In an effort to cope I continued my search for God and focused on faith. I devoted myself to evangelical ministry. I lived alone in a lavish apartment and made gobs of money selling bullshit car warranties for a couple of corrupt millionaires. I drank myself to sleep when the pain was too intense to endure. I carried on with my faith in God. Eventually I hit the road, selling all my crap, leaving my money and security behind in search of a remedy for this suffering I had inflicted upon myself. I stopped lying and ventured to the other side of the spectrum. I became brutally honest and my faith withered and flickered and so on, over and over.
And so on.
When one theology became inadequate I would study another and grasp to the more competent views I found. I’ve struggled off and on to maintain my faith, continually changing views as need be. But my questioning and lack of faith has always rubbed some evangelicals wrong. I’m continually rebuked and chastised for my lack of faith in miracles and healing and tongues and prophecy. This is amusing to me. If anyone wants to believe in healing and miracles, it’s me. I’m the crippled kid with a broken body, fathered by a cripple and brother to a schizophrenic.
Anyway, I’ve traveled the globe, drinking and smoking and cursing as I’ve tried to sustain a faith in a God. I’ve continually hopped from one view to another. I’ve scoured church after church, community after community, looking for logical answers. All I’ve gotten from my searching is report after report of a God who plays games with humanity, blaming us for his/her inadequate control of creation.
More recently I had finally established a kind of consistent family back in Missouri. My wife and I were happy. We spent all of our free time with my beautiful sister and her family. We were incredibly happy and unsuspecting. As per usual, a tragedy swallowed us up out of the blue. The family was shattered and once more I lost loved ones to circumstances beyond my control.
We came to Portland hoping to begin our life together. I hoped to find a nice Christian community. The idea was that I’d find a way to build up my failing faith. But things are the same everywhere. It became very apparent that I do not belong in evangelical churches singing songs and reciting prayers to the air.
I’m tired of writing off inconsistencies and illogical ideas. I’m tired of making excuses for my nonChristian pals. And mostly I’m tired of trying to meet the expectations of a God I’ve never experienced. I’m tired of trying to satisfy Christians by adhering to their worldview and their definition of truth.

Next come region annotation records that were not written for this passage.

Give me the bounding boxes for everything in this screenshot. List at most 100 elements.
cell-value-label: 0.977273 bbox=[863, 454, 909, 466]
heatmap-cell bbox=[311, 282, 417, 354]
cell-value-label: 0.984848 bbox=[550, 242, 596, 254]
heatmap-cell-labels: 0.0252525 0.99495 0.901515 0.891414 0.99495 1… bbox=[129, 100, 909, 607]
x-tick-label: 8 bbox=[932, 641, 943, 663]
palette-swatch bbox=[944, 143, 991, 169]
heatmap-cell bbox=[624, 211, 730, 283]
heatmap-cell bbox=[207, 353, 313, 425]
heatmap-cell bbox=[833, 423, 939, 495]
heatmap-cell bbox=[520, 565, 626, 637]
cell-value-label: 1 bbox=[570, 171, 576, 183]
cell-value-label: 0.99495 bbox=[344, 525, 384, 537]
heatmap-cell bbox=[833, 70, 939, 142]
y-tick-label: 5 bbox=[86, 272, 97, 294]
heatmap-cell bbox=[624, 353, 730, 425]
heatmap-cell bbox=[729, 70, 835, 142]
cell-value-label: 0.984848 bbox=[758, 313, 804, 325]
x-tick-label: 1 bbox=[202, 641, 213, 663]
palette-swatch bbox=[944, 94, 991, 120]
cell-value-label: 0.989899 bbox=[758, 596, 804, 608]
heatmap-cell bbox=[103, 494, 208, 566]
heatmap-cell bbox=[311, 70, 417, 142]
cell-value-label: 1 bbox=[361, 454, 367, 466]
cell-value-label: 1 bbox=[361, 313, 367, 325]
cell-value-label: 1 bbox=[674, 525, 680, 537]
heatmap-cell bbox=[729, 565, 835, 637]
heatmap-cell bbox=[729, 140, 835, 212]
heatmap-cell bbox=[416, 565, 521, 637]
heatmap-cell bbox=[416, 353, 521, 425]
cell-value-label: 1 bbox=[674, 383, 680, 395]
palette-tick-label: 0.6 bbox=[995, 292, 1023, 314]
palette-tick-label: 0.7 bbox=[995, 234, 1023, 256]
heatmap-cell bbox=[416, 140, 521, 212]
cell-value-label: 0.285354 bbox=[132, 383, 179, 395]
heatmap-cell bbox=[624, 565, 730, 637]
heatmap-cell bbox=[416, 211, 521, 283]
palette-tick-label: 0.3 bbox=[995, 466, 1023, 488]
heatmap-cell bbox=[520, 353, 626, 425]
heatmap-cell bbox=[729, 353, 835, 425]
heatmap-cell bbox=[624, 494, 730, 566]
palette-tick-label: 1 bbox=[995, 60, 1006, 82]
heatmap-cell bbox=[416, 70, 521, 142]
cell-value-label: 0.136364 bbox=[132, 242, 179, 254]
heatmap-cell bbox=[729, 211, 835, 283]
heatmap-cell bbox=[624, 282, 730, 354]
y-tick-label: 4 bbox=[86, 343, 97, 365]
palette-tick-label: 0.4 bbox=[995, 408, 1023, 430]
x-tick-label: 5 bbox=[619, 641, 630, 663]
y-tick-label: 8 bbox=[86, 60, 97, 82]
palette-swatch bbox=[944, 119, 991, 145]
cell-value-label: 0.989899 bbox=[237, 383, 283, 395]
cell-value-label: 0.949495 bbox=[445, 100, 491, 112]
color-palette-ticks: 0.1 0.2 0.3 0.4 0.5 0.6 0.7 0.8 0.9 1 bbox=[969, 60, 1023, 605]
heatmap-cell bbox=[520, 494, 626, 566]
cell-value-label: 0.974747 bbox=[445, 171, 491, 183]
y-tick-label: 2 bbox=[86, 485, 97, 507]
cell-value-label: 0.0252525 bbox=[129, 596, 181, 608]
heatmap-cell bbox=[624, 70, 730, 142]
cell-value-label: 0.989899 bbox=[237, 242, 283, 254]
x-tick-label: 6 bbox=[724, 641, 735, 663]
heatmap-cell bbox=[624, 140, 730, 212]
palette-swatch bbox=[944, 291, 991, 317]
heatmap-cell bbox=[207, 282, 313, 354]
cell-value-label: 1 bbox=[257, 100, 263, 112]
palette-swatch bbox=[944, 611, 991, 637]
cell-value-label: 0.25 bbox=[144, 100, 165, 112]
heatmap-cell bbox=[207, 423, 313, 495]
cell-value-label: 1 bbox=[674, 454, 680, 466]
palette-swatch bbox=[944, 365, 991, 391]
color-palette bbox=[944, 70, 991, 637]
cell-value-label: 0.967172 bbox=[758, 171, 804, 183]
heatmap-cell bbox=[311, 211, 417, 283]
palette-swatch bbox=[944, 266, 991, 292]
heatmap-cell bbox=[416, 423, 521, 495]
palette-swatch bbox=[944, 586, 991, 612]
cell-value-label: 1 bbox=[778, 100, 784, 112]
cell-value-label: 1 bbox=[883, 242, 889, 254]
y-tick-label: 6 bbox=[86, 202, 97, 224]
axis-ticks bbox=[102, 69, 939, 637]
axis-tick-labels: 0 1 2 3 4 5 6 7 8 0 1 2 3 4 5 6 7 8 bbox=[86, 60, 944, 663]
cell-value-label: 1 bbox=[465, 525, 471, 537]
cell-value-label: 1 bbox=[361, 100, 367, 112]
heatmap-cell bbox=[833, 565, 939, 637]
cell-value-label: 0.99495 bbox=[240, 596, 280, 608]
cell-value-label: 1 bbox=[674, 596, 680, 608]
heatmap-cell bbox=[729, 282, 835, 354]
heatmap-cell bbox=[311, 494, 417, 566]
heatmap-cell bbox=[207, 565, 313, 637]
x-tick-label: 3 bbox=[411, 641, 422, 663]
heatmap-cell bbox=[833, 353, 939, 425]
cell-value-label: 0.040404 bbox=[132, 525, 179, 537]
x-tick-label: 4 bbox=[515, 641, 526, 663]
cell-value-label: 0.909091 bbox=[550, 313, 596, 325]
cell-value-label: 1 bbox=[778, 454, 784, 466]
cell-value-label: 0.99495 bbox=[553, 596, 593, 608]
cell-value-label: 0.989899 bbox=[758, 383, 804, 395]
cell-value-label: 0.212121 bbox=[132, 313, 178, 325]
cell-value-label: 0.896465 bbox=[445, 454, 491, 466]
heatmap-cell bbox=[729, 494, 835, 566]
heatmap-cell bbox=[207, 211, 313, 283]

I have reached the conclusion that faith in God is the final make believe that I need to be done with. This probably isn’t what most of you reading this were hoping to read. But it’s the truth.
All I have is my wife. The only comfort I experience stems from her and from writing. When I began my novel I realized that I was often at peace as I wrote. I wrote in the people that I had lost to death and distance and time and lies. When I write — it’s almost like I’m with them. I’m back in the Cetaw wheatgrass reading about Lancelot and Morgan Lefay.
We don’t have any plans now. We have each other. I’m finally free to speak and write and think like a real human. I don’t need to adhere to evangelical expectations and agendas. I don’t need to constantly fret over pleasing an invisible God. I’m free to work out life on my own.